Over the past decade, the US Department of Agriculture has made changes to the crop insurance program to address climate risks. These changes include adding coverage for new crops and offering a $5-per-acre incentive to plant cover crops during the off-season.
The Risk Management Agency, which oversees federal crop insurance, has increased its coverage for certain climate-smart practices, like reducing water use, cover cropping, and injecting nitrogen into the soil instead of spreading it on top.
However, farmers need to follow specific rules, such as ending their cover crops early, which some scientists believe limits the ability of these practices to lower emissions.
The crop insurance system is already facing challenges from climate change. It needs to adapt to encourage practices suitable for different regions and cover various risks, a USDA spokesperson said. The program must also remain financially stable, meaning it needs to charge premiums that are high enough to cover expected losses.
“Even on a small scale, a bad storm can harm one type of crop while providing much-needed rain for another,” the USDA spokesperson told Bloomberg Green.
“Crop insurance is voluntary,” said RJ Layher, the director of government affairs at the American Farm Bureau Federation. Farmers using regenerative techniques not included in the Good Farming Practices can seek other options, he added, like showing the Risk Management Agency that their practices are financially sound.
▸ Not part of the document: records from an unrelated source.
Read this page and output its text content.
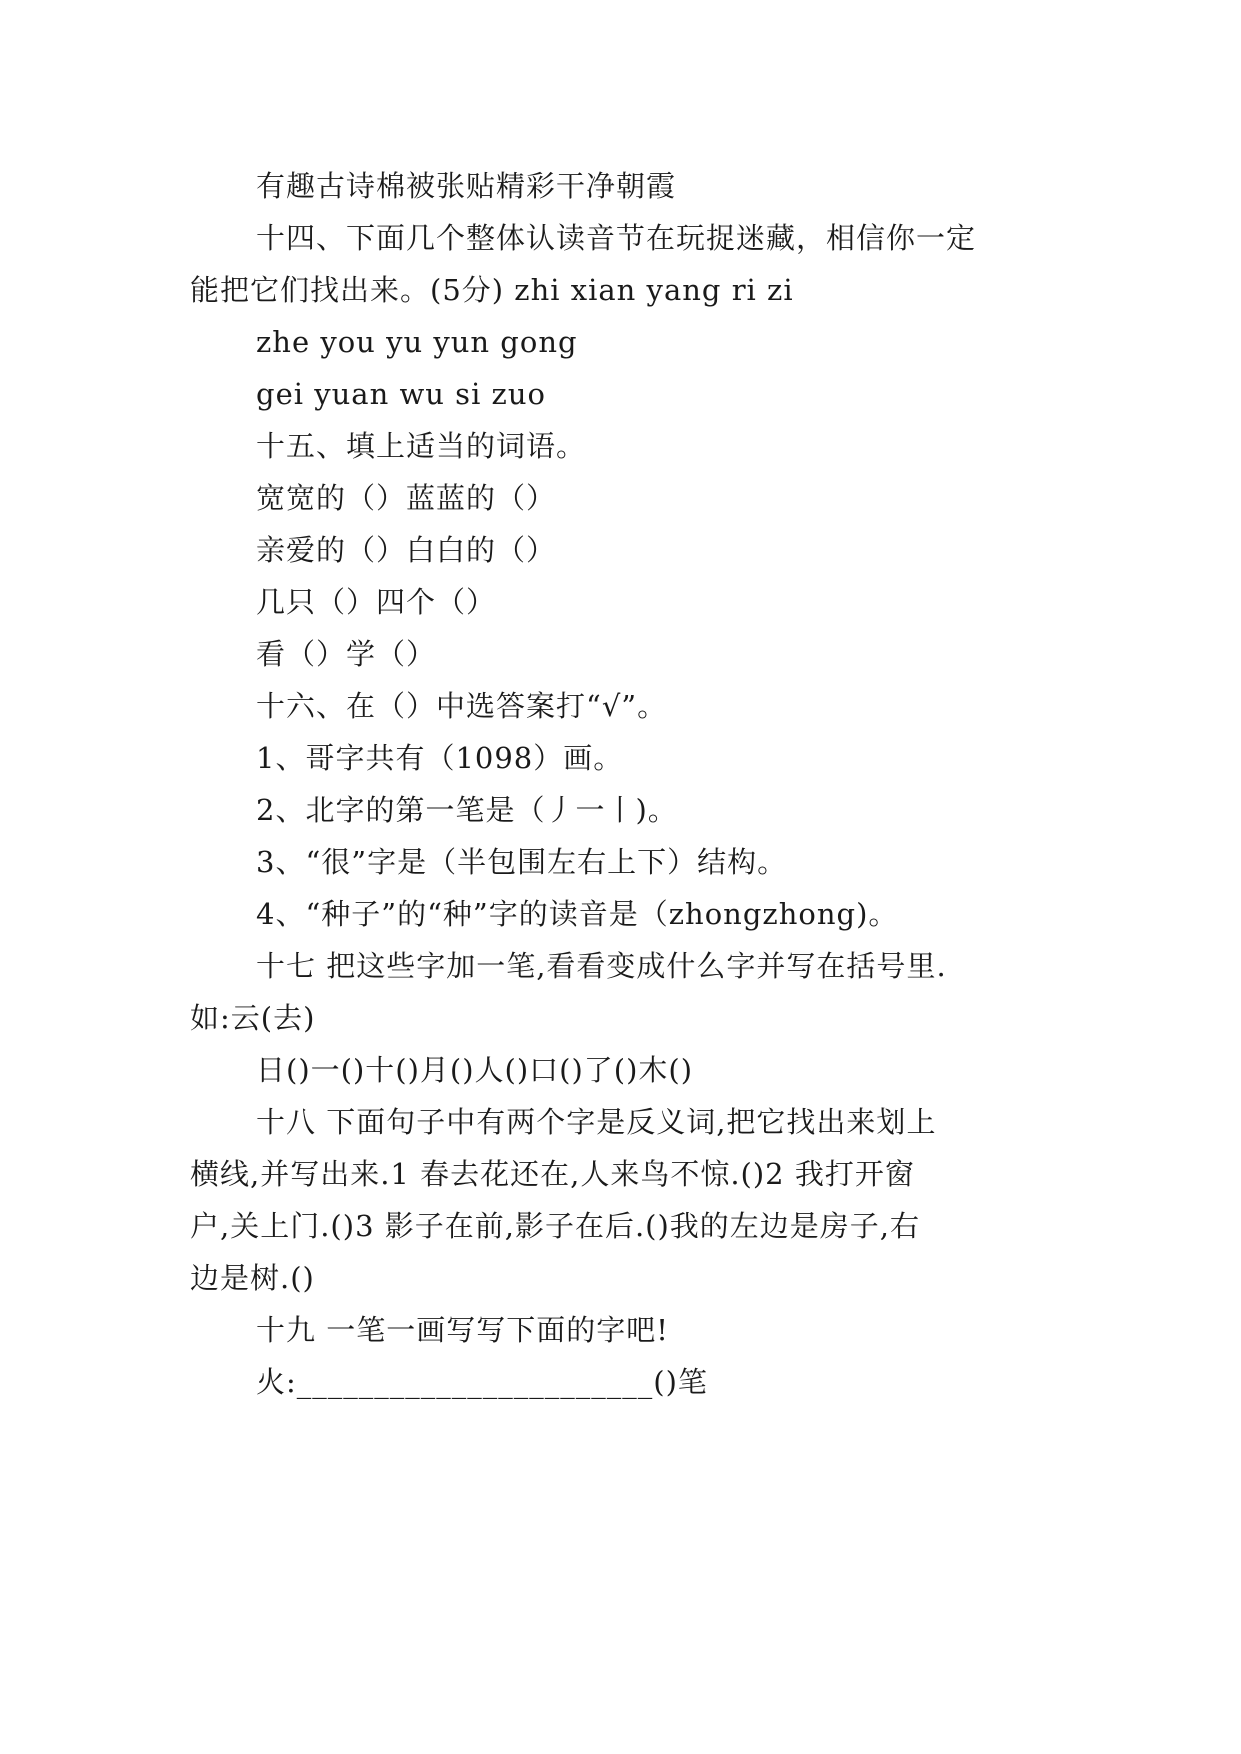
有趣古诗棉被张贴精彩干净朝霞
十四、下面几个整体认读音节在玩捉迷藏，相信你一定
能把它们找出来。(5分) zhi xian yang ri zi
zhe you yu yun gong
gei yuan wu si zuo
十五、填上适当的词语。
宽宽的（）蓝蓝的（）
亲爱的（）白白的（）
几只（）四个（）
看（）学（）
十六、在（）中选答案打“√”。
1、哥字共有（1098）画。
2、北字的第一笔是（丿一丨)。
3、“很”字是（半包围左右上下）结构。
4、“种子”的“种”字的读音是（zhongzhong)。
十七 把这些字加一笔,看看变成什么字并写在括号里.
如:云(去)
日()一()十()月()人()口()了()木()
十八 下面句子中有两个字是反义词,把它找出来划上
横线,并写出来.1 春去花还在,人来鸟不惊.()2 我打开窗
户,关上门.()3 影子在前,影子在后.()我的左边是房子,右
边是树.()
十九 一笔一画写写下面的字吧!
火:_______________________()笔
It’s hard for any one farmer to collect enough data to show that climate-friendly practices like crop diversification won’t affect yield.
In 2014, the USDA started the Whole-Farm Revenue Protection Program. This program insures a farm’s entire revenue instead of just individual crops. It offers a safety net for farmers who plant companion crops or raise animals in their fields.
However, not many farmers are part of the Whole-Farm Revenue Protection Program. According to EWG’s Schechinger, only about 1,800 policies were sold in 2023. This is less than 1% of crop insurance. The program has a lot of paperwork and a revenue cap that doesn’t always cover the whole farm’s revenue, which makes it hard for insurance agents to sell and farmers to buy, according to Layher.
Layher also said that the Farm Bureau supports making the Whole-Farm Revenue Protection Program easier for farmers to use and for insurance agents to sell. These improvements are suggested in the Farm Bill, which is delayed in the House until at least September.
The regenerative farming movement is still small but has grown in recent years with federal support and interest from agribusinesses. Companies like CoverCress Inc., mostly owned by Bayer AG, encourage farmers to plant cover crops for sustainable aviation fuel. General Mills Inc. has pilot programs to help 24 wheat farmers in Wichita, Kansas, start their regenerative practices.
Right now, the push for changing insurance rules mainly depends on farmers like Fuller and Rick Clark. Clark is a third-generation farmer from west central Indiana who has been uninsured for six years because he does regenerative farming.
When Clark isn’t working on his farm, which uses cover crops on all 7,000 acres, he teaches other farmers how to stop using chemical fertilizers and use cover crops instead.
“We need to make sure the path to change is easy,” Clark said. One of the biggest problems for uninsured farmers is that their lenders often require them to have insurance to keep getting loans.
Clark spoke to Congress in late 2022 for Regenerate America, a group that pushes for agricultural reform. He asked for the changes that Schechinger said are needed. The day after Clark spoke, Congress passed the Inflation Reduction Act, President Joe Biden’s big climate law that includes $19.5 billion for USDA conservation programs. Clark felt he had a small part in that.
“Sometimes when you’re speaking, you wonder if anyone is listening,” Clark said. But then, “you feel like maybe your words don’t fall on deaf ears and maybe some people are really paying attention.”